Ein ursprünglich erwartetes Treffen zwischen Japans Ministerpräsident Junichiro Koizumi und Chinas Staats- und Parteichef Hu Jintao am Rande des Asien-Afrika-Treffens von Freitag bis Sonntag in Indonesien ist nach seinen Worten weiter fraglich. Peking wäge diese Möglichkeit noch ab. Bei seinen von heftigen anti-japanischen Protesten überschatteten Gesprächen am Sonntag hatte Machimura ein solches Treffen während der internationalen Konferenz vorgeschlagen.
Die japanische Regierung hält an ihrer Forderung nach einer Entschuldigung Chinas für die jüngsten anti-japanischen Proteste fest. Japan wolle weiterhin eine Entschuldigung für die zum Teil gewaltsamen Proteste, die es zuletzt in China gegeben habe, sagte der japanische Regierungssprecher Hiroyuki Hosoda heute in Tokio. Es sei sehr bedauerlich, dass sich China nicht bei dem Treffen der Außenminister entschuldigt habe.
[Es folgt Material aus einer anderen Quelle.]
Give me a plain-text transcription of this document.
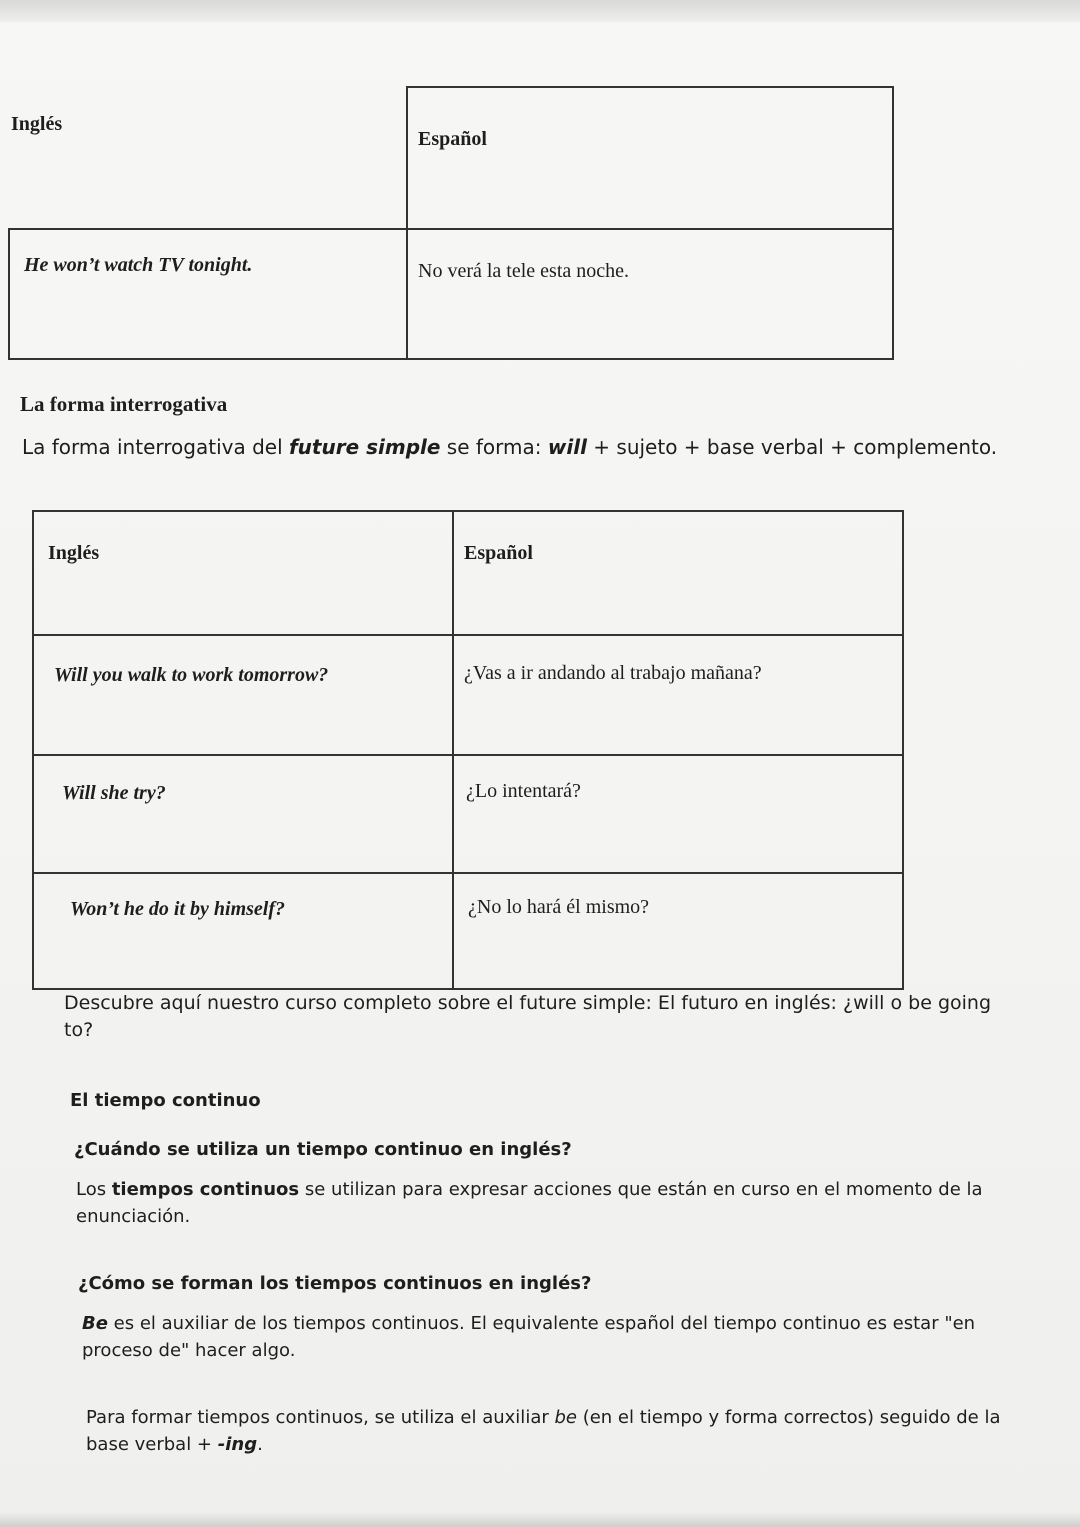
Inglés	Español

He won’t watch TV tonight.	No verá la tele esta noche.
La forma interrogativa

La forma interrogativa del future simple se forma: will + sujeto + base verbal + complemento.

Inglés	Español

Will you walk to work tomorrow?	¿Vas a ir andando al trabajo mañana?

Will she try?	¿Lo intentará?

Won’t he do it by himself?	¿No lo hará él mismo?

Descubre aquí nuestro curso completo sobre el future simple: El futuro en inglés: ¿will o be going to?

El tiempo continuo
¿Cuándo se utiliza un tiempo continuo en inglés?

Los tiempos continuos se utilizan para expresar acciones que están en curso en el momento de la enunciación.

¿Cómo se forman los tiempos continuos en inglés?

Be es el auxiliar de los tiempos continuos. El equivalente español del tiempo continuo es estar "en proceso de" hacer algo.

Para formar tiempos continuos, se utiliza el auxiliar be (en el tiempo y forma correctos) seguido de la base verbal + -ing.
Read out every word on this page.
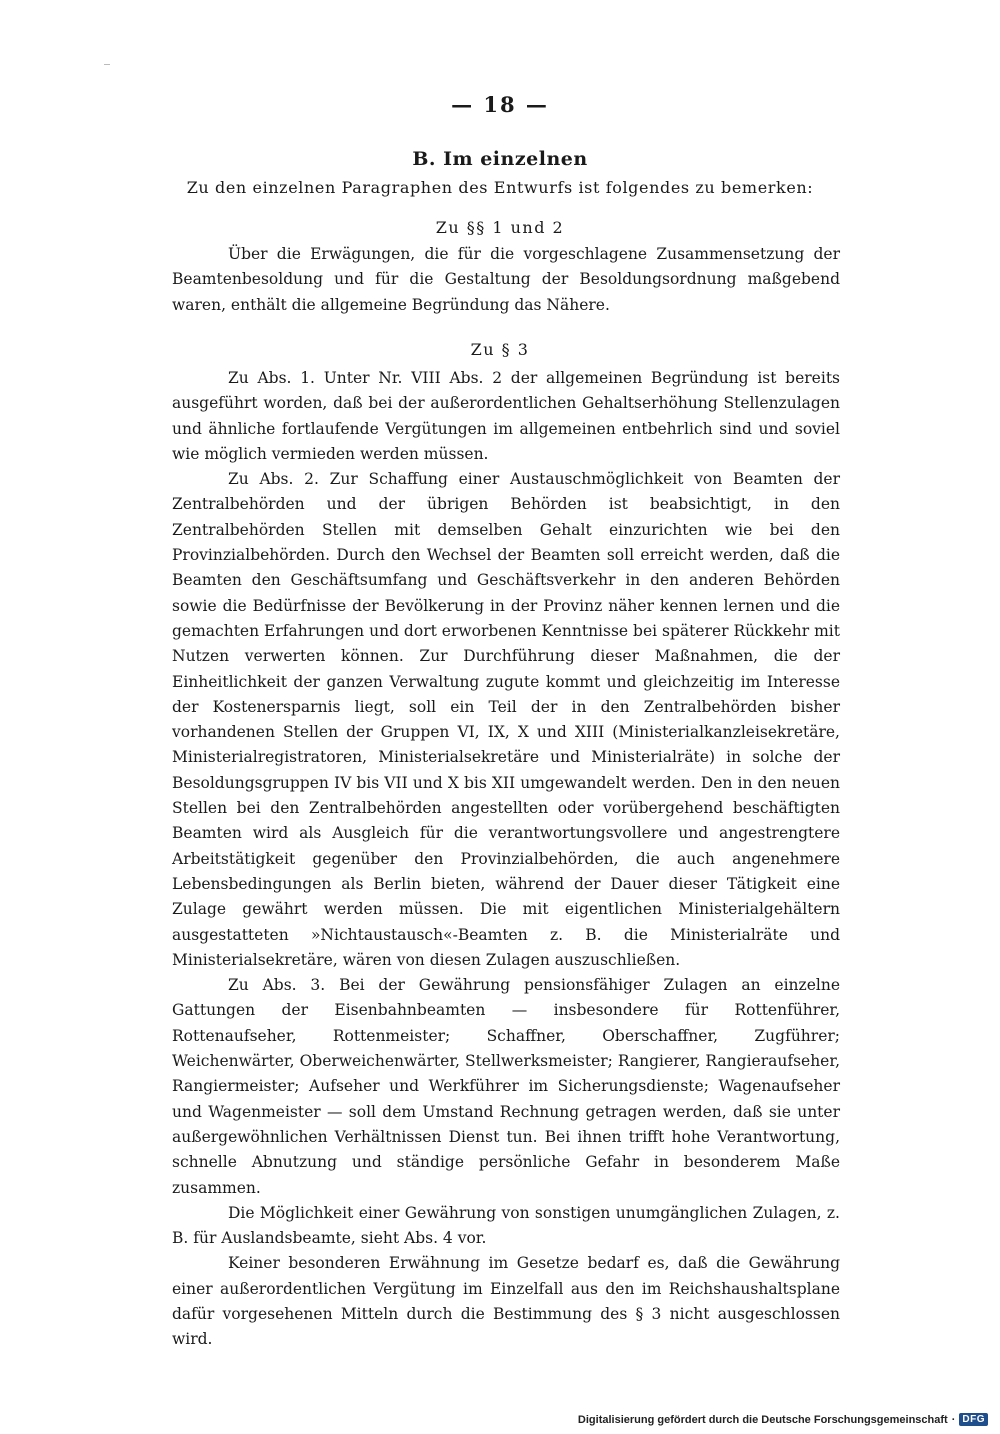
— 18 —
B. Im einzelnen
Zu den einzelnen Paragraphen des Entwurfs ist folgendes zu bemerken:
Zu §§ 1 und 2

Über die Erwägungen, die für die vorgeschlagene Zusammensetzung der Beamtenbesoldung und für die Gestaltung der Besoldungsordnung maßgebend waren, enthält die allgemeine Begründung das Nähere.

Zu § 3

Zu Abs. 1. Unter Nr. VIII Abs. 2 der allgemeinen Begründung ist bereits ausgeführt worden, daß bei der außerordentlichen Gehaltserhöhung Stellenzulagen und ähnliche fortlaufende Vergütungen im allgemeinen entbehrlich sind und soviel wie möglich vermieden werden müssen.

Zu Abs. 2. Zur Schaffung einer Austauschmöglichkeit von Beamten der Zentralbehörden und der übrigen Behörden ist beabsichtigt, in den Zentralbehörden Stellen mit demselben Gehalt einzurichten wie bei den Provinzialbehörden. Durch den Wechsel der Beamten soll erreicht werden, daß die Beamten den Geschäftsumfang und Geschäftsverkehr in den anderen Behörden sowie die Bedürfnisse der Bevölkerung in der Provinz näher kennen lernen und die gemachten Erfahrungen und dort erworbenen Kenntnisse bei späterer Rückkehr mit Nutzen verwerten können. Zur Durchführung dieser Maßnahmen, die der Einheitlichkeit der ganzen Verwaltung zugute kommt und gleichzeitig im Interesse der Kostenersparnis liegt, soll ein Teil der in den Zentralbehörden bisher vorhandenen Stellen der Gruppen VI, IX, X und XIII (Ministerialkanzleisekretäre, Ministerialregistratoren, Ministerialsekretäre und Ministerialräte) in solche der Besoldungsgruppen IV bis VII und X bis XII umgewandelt werden. Den in den neuen Stellen bei den Zentralbehörden angestellten oder vorübergehend beschäftigten Beamten wird als Ausgleich für die verantwortungsvollere und angestrengtere Arbeitstätigkeit gegenüber den Provinzialbehörden, die auch angenehmere Lebensbedingungen als Berlin bieten, während der Dauer dieser Tätigkeit eine Zulage gewährt werden müssen. Die mit eigentlichen Ministerialgehältern ausgestatteten »Nichtaustausch«-Beamten z. B. die Ministerialräte und Ministerialsekretäre, wären von diesen Zulagen auszuschließen.

Zu Abs. 3. Bei der Gewährung pensionsfähiger Zulagen an einzelne Gattungen der Eisenbahnbeamten — insbesondere für Rottenführer, Rottenaufseher, Rottenmeister; Schaffner, Oberschaffner, Zugführer; Weichenwärter, Oberweichenwärter, Stellwerksmeister; Rangierer, Rangieraufseher, Rangiermeister; Aufseher und Werkführer im Sicherungsdienste; Wagenaufseher und Wagenmeister — soll dem Umstand Rechnung getragen werden, daß sie unter außergewöhnlichen Verhältnissen Dienst tun. Bei ihnen trifft hohe Verantwortung, schnelle Abnutzung und ständige persönliche Gefahr in besonderem Maße zusammen.

Die Möglichkeit einer Gewährung von sonstigen unumgänglichen Zulagen, z. B. für Auslandsbeamte, sieht Abs. 4 vor.

Keiner besonderen Erwähnung im Gesetze bedarf es, daß die Gewährung einer außerordentlichen Vergütung im Einzelfall aus den im Reichshaushaltsplane dafür vorgesehenen Mitteln durch die Bestimmung des § 3 nicht ausgeschlossen wird.

Digitalisierung gefördert durch die Deutsche Forschungsgemeinschaft · DFG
Anti-japanische Gewalt dürfe unter keinen Umständen geduldet werden.
China hatte es auch am Wochenende bei dem Treffen abgelehnt, sich für die zum Teil gewaltsamen anti-japanischen Demonstrationen in chinesischen Städten zu entschuldigen.
Zum Abschluss seines Besuches in Peking wird Machimura heute noch den für Außenpolitik zuständigen Staatsrat Tang Jiaxuan treffen. Höhere chinesische Führungsmitglieder empfangen Machimura nicht, obwohl die japanische Seite solche Treffen angefragt hatte. Unter anderen Umständen wäre ein Höflichkeitsbesuch bei Regierungschef Wen Jiabao oder sogar Präsident Hu Jintao durchaus denkbar gewesen.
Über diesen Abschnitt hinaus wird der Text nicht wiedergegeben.